Redox interactions of 0.2 mM Epi with Fe²⁺ at pH 7.4. (a) UV/Vis spectra showing the oxidation of 0.2 mM Fe²⁺ to Fe³⁺ in 10 mM Tris. Inset: The accumulation of Fe³⁺ during spontaneous oxidation of 0.1 and 0.2 mM Fe²⁺; [Fe³⁺] was calculated using the absorbance at 300 nm and the FeCl₃ calibration curve. Exponential fits are presented (R² > 0.990). (b) UV/Vis spectra of Epi/Fe²⁺ systems after 1 min incubation in 10 mM Tris. (c) UV/Vis spectra of Epi/Fe²⁺ systems after 1 min incubation in 100 mM Tris. Dashed line represents the sum of experimental spectra. (d) 20 K EPR spectrum of the [Epi]/[Fe²⁺]_i = 2 system in 10 mM Tris after 1 min of incubation. The high field part of the spectrum was multiplied 10× for clarity (right). (e) Time-dependent changes of CV and peak currents (I_pa and I_pc) of [Fe²⁺]_i = 0.2 mM in 10 mM Tris at boron doped diamond electrode. Black line – CV of Fe³⁺ (0.2 mM). (f) Changes (marked with arrows) of anodic and cathodic E and I of Fe²⁺ and Epi in the [Epi]/[Fe²⁺]_i = 2 system.

Figure 6

Changes in O₂ concentration and redox potential (E_h) in Epi/Fe²⁺ systems in 10 mM Tris, pH 7.4. (a) Changes of [O₂] and rate of O₂ consumption induced by different concentrations of Fe²⁺ in the absence or presence of 0.2 mM Epi.
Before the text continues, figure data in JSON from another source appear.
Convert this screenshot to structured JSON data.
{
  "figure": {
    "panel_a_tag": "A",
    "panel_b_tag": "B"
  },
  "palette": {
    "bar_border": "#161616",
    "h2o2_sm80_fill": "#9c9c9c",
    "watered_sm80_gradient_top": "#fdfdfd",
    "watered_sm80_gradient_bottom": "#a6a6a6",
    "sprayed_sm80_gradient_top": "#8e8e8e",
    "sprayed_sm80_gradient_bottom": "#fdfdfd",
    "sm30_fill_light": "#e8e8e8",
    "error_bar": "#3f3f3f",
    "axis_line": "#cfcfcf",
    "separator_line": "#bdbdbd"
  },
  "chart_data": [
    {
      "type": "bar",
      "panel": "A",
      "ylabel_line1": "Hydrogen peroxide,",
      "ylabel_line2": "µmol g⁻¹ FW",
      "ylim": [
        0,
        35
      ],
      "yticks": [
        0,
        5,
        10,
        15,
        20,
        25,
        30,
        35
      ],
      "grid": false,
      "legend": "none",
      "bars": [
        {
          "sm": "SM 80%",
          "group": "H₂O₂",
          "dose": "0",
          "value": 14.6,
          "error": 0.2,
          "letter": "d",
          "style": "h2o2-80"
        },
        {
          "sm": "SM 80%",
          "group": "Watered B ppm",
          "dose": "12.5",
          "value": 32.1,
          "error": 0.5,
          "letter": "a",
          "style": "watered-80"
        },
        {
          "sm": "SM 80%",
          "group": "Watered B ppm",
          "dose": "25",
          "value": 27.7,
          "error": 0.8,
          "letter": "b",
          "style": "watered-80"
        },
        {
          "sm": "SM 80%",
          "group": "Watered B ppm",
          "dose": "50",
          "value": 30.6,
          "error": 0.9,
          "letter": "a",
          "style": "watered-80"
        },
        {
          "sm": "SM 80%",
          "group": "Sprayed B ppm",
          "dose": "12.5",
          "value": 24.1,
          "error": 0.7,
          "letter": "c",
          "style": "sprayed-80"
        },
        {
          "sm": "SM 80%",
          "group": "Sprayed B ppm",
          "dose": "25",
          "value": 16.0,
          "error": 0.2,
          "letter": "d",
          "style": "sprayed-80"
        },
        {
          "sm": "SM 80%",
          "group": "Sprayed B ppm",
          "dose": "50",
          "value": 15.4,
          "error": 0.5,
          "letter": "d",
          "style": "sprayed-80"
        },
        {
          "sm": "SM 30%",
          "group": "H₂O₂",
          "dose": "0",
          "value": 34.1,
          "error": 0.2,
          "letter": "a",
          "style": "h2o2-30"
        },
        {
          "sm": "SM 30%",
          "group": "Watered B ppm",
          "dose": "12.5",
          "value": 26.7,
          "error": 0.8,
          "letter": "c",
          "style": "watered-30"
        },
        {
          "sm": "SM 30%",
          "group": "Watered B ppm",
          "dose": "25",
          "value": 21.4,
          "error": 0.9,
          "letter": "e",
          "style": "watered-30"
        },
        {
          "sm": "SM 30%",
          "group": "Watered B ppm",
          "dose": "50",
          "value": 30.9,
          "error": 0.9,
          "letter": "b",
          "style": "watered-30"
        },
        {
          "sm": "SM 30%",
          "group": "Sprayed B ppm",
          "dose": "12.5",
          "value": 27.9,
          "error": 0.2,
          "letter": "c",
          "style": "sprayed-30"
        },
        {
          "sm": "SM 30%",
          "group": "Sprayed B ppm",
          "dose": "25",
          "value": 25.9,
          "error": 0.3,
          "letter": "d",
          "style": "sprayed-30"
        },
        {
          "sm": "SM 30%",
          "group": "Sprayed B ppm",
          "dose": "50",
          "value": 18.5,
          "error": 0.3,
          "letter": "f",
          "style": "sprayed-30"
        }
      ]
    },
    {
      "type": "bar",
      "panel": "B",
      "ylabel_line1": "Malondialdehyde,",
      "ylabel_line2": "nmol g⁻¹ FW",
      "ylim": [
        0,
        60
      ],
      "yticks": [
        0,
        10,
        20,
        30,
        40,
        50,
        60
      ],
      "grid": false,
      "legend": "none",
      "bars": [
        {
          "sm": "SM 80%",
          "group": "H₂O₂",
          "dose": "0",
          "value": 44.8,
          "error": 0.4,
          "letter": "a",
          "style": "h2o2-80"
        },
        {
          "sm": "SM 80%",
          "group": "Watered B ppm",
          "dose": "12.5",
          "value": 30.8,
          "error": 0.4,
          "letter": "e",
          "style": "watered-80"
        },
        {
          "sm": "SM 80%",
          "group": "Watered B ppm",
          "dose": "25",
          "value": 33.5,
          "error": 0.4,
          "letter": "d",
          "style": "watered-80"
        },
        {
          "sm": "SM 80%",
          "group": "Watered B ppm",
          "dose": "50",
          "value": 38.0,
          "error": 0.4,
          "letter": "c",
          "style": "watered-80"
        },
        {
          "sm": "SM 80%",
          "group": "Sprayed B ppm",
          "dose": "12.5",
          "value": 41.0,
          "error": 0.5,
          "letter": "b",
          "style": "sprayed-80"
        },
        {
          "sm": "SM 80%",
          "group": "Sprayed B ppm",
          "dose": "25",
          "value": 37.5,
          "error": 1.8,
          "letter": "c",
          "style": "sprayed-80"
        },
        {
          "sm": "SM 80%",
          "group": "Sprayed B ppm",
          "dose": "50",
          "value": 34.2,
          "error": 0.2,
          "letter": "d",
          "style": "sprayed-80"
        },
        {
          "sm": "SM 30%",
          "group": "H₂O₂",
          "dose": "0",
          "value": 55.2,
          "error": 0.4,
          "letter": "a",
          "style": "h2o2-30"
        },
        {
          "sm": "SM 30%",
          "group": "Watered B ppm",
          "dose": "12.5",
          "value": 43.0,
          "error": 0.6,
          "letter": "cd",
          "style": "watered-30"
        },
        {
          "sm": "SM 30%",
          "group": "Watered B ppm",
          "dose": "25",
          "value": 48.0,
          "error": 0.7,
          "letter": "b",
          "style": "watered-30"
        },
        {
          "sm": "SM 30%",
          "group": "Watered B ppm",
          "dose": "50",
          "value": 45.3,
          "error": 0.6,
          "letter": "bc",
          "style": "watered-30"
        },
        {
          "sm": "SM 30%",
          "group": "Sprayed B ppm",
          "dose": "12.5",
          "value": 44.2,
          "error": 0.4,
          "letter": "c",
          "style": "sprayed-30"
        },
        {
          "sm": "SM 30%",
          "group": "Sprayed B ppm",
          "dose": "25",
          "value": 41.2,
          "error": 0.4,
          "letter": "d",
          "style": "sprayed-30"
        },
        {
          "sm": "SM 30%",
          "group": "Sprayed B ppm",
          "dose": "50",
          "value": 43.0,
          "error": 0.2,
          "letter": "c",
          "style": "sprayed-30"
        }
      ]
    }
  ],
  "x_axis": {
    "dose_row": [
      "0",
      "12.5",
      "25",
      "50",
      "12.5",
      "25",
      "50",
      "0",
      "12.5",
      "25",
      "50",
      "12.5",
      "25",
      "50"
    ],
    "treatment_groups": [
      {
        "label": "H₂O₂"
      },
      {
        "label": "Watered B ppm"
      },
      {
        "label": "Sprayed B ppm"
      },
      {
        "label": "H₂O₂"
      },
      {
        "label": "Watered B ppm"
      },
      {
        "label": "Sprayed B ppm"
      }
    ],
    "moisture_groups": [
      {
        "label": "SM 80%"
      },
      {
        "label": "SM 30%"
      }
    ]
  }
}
Top-down peaks in the right panel represent the initial rate of O₂ consumption following the addition of Fe²⁺. (b) Quantification of O₂ consumption and H₂O₂ accumulation, 30 s after the addition of Fe²⁺ or CAT, respectively. H₂O₂ accumulation was quantified by CAT-induced O₂ release (2H₂O₂ → 2H₂O + O₂; [H₂O₂] = 2 × Δ[O₂]). Data are presented as means ± SE. Closed circles represent [O₂] and open circles represent [H₂O₂]. (c) Changes in the redox potential of 10 mM Tris buffer with or without Epi, following the addition of Fe²⁺. (d) Changes in the redox potential of O₂-free 10 mM Tris buffer (under N_2(g)) with or without Epi, following the addition of Fe²⁺. Dashed lines denote the redox potentials of referent systems (stable over time).